Our car was a luxury model, a ring running round the cable with the outside edge one long window for most of the circumference. Everyone was strapped in for the launch, but once we were up to speed, you could sit at a table and order drinks just as we passed through the upper cloud layers, revealing the curve of the distant horizon. A few hundred people could travel in such a car, but today we found ourselves in a group of fifty or so, all of us on the way to Iokan’s meeting with the Antecessors. This was something of a major event; a new species to be met, diplomatic relations to be opened, and a genocide to be investigated.
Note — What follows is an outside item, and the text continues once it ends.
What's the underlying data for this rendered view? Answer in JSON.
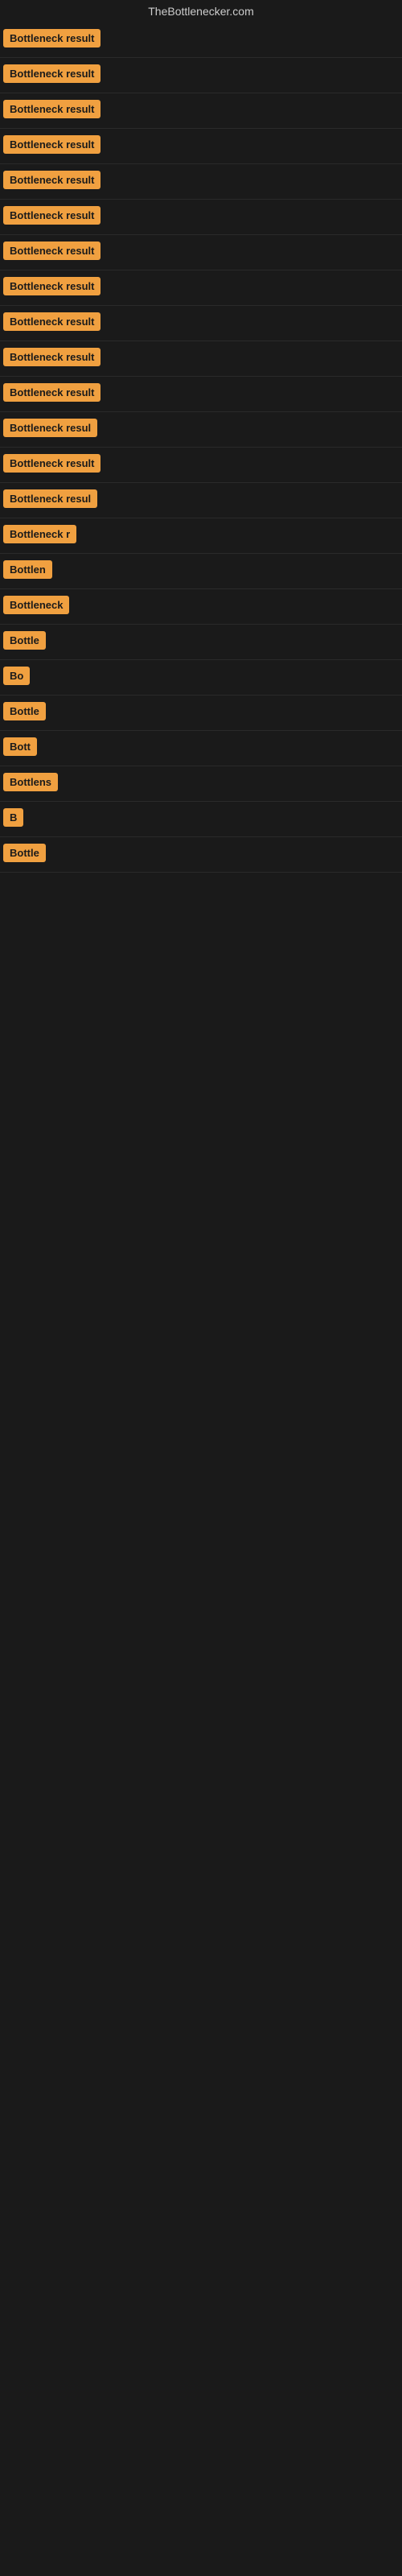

I tried my best to introduce Iokan to some of those travelling with us, but he didn’t take much interest. People from the Diplomatic and Exploration Services got no more than a pleasant smile and a hello, followed by a complete inattention to their questions. He had no interest in speaking about what he expected to happen, much less in current events across the IU, which a couple of the Refugee Service people tried to engage him with. The situation on Ardëe was a frequent topic, and I swiftly learned it was worse than I thought: the sun in Ardëe’s universe was spitting flares out into space at a hundred times the usual rate, and millions were trying to flee. People were shocked at how swiftly the crisis was developing and some doubted we could manage an evacuation so soon after we had been attacked. But Iokan’s attention drifted away, so I made his excuses and tried to get him to pay attention to the spectacle beyond the window instead. We leant on the balustrade that kept us from direct contact with the great glass barrier: outside, clouds sank far below and the curve of the Earth was shadowed with the coming night.